Diagenesis, compaction strain and deformation associated with chert and carbonate concretions in organic‐rich marl and phosphorite; Upper Cretaceous to Eocene, Jordan

ABSTRACT This paper presents an integrated petrographic–geochemical–geomechanical study of the growth mechanisms of carbonate and chert concretions observed at outcrop and core from the Upper Cretaceous to Eocene organic‐rich carbonate mudrocks, central Jordan. It provides evidence for displacive and replacive concretion growth from the analysis of primary lithological characteristics, compaction strain and deformation structures associated with concretion growth. Concretions were analysed to determine the primary lithological controls on their development and the measurement of strain in the host rock to develop a method for constraining the growth mode and their paragenesis. Concretions exhibit either a replacive or displacive growth mode largely dependent on the original host lithology. Displacive concretions exhibit irregular shapes and semi‐fibrous internal structures in contrast to regular shapes and microcrystalline textures observed for replacive concretions. Cement fraction is high in both carbonate concretion types, indicating early formation in high‐porosity sediments at shallow burial depths. The strain field around displacive concretions is vertically asymmetrical.

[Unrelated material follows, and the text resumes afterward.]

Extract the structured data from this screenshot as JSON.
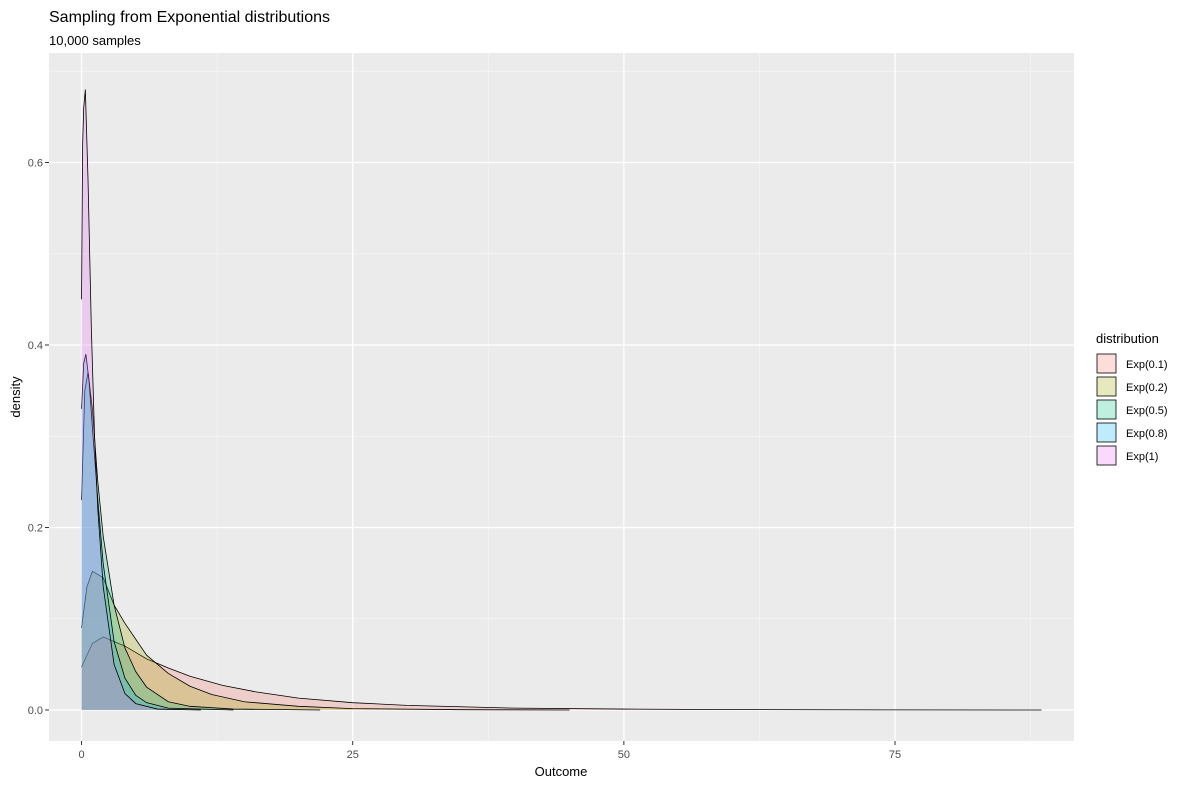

Conversely, it is symmetrical with uniform differential compaction for the replacive concretions. Evidence for displacive growth comes from triangular areas of chert at the lateral margins of some carbonate concretions, interpreted as areas of reduced strain. Another indicator is the forced asymmetrical folding of heterolithic host rocks around displacive concretions, with displacive carbonate units separated by trace laminae of the original (chert) beds. Enveloping chert beds exhibit early‐formed radial silica fractures with increased aperture size in the areas of maximum curvature. Carbon isotopic signatures of carbonate concretions show a strong correlation between concretion centres and host rock, suggesting a relatively shallow depth (first few tens of metres) of initial growth. Carbonate concretions are interpreted to have formed at shallow depths in the presence of alkaline pore waters rich in dissolved organic carbon in the presence of Mg 2+ ions, available organic matter and redox‐sensitive metals such as U and Mo. A paragenetic history for the different concretion types is presented.